L’intrigue est différente de la structure. Toutes deux participent au récit, établissent les relations entre les entités présentes dans le récit ou dans l’histoire elle-même du récit (ce qu’il s’est passé avant le récit actuel et que les personnages peuvent évoquer par les dialogues : un récit dans le récit ; néanmoins, l’analepse est plutôt désignée pour expliquer l’histoire personnelle d’un personnage qui ne raconte pas lui-même ce qu’il lui est arrivé et qui est dans ce cas un récit dans le récit ; cette analepse apparaît dans le récit actuel qu’elle interrompt comme une réminiscence parfois onirique d’un indice ou d’un détail qui se posent comme énigmes), l’intrigue & la structure sont toutes deux des dynamiques d’un processus qui mènent le récit vers une nécessaire acmé.
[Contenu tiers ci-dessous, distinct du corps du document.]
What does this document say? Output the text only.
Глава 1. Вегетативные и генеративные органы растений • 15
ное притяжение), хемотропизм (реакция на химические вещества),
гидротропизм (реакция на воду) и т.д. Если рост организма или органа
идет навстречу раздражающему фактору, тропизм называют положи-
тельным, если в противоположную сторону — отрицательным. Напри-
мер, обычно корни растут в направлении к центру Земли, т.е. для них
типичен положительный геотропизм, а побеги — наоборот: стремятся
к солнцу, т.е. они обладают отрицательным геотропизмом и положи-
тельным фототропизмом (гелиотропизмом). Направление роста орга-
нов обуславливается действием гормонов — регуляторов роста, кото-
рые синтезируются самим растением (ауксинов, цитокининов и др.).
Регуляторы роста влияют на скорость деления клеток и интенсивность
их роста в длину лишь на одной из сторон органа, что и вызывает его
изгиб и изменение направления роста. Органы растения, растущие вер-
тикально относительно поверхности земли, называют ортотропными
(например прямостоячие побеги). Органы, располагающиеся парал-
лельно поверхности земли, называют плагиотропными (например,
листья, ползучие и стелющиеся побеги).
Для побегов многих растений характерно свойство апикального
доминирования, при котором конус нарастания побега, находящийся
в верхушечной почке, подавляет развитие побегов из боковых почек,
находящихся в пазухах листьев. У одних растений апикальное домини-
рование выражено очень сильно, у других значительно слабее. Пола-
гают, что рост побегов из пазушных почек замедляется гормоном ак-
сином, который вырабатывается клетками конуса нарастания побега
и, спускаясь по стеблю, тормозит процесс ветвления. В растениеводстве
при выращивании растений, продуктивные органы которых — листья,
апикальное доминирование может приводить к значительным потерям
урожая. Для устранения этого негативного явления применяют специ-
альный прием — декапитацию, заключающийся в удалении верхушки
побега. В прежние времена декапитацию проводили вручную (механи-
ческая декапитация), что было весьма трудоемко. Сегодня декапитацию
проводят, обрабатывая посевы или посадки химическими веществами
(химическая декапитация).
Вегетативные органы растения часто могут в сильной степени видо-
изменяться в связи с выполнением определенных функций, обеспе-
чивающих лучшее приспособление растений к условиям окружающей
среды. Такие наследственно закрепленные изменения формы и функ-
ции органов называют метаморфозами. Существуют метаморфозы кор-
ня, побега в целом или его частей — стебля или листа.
Alors quelle différence entre intrigue & structure ?
La structure est le moyen qui rend intelligible l’intrigue. La lectrice et le lecteur ne l’aperçoivent pas, tous passionnés qu’ils sont par l’action ; pourtant la structure est concrète. Elle est cachée par l’action, c’est-à-dire par les événements, par les faits ; bien qu’invisible, elle se constitue néanmoins de principes qui aident à organiser le récit, à distribuer l’information à travers le récit de façon qu’il fasse sens.
La structure délimite les conditions de l’expression de votre matériel dramatique : l’action, les conflits, les personnages, l’exposition, les thèmes convoqués ainsi que les formes employées pour dire ce que vous avez à dire (si vous souhaitez parler d’égoïsme & d’altruisme par exemple – qui sont des questions thématiques, vous vous servirez d’illustrations particulières dont on peut conclure ces notions abstraites).
Ce qu’on voit & entend n’est souvent qu’une illusion : il y a une vérité derrière les apparences. La structure construit le contexte de l’interaction entre les éléments dramatiques. Considérons le passé d’un personnage. Lorsqu’il intervient dans le présent, c’est que les conditions de sa survenance ont été réunies. Un amour perdu depuis cinq ans par exemple et qui resurgit dans la vie d’un personnage souligne par quelques détails la souffrance du manque mais l’autre a vécu pendant ce temps, fait de nouvelles expériences, de nouvelles rencontres et peut-être un nouvel amour.
Selon le message à faire passer, soit l’absence sera vaincue et le besoin de l’autre reconnu ; soit l’autre ne peut demeurer qu’un souvenir. Ce message est de la responsabilité de l’autrice et de l’auteur qui créent alors un contexte pour que la parole soit entendue et comprise. Le contexte crée les liens qui expliquent les choses comme celui de la causalité par exemple. Telle conséquence est possible parce qu’il y a a priori une cause.
Mettre en place l’intrigue
L’intrigue consiste à tisser les événements pour que le matériel dramatique soit explicite. Admettons que vous ayez planifié ces événements. Maintenant, il faut qu’ils deviennent un projet cohérent. Lorsque vous concevez votre intrigue, vous transformez les considérations structurelles liées au conflit et à la signification en moments qui décrivent l’exposition, créent du suspense, révèlent le personnage et ses émotions pour ancrer davantage la participation de la lectrice et du lecteur à l’œuvre.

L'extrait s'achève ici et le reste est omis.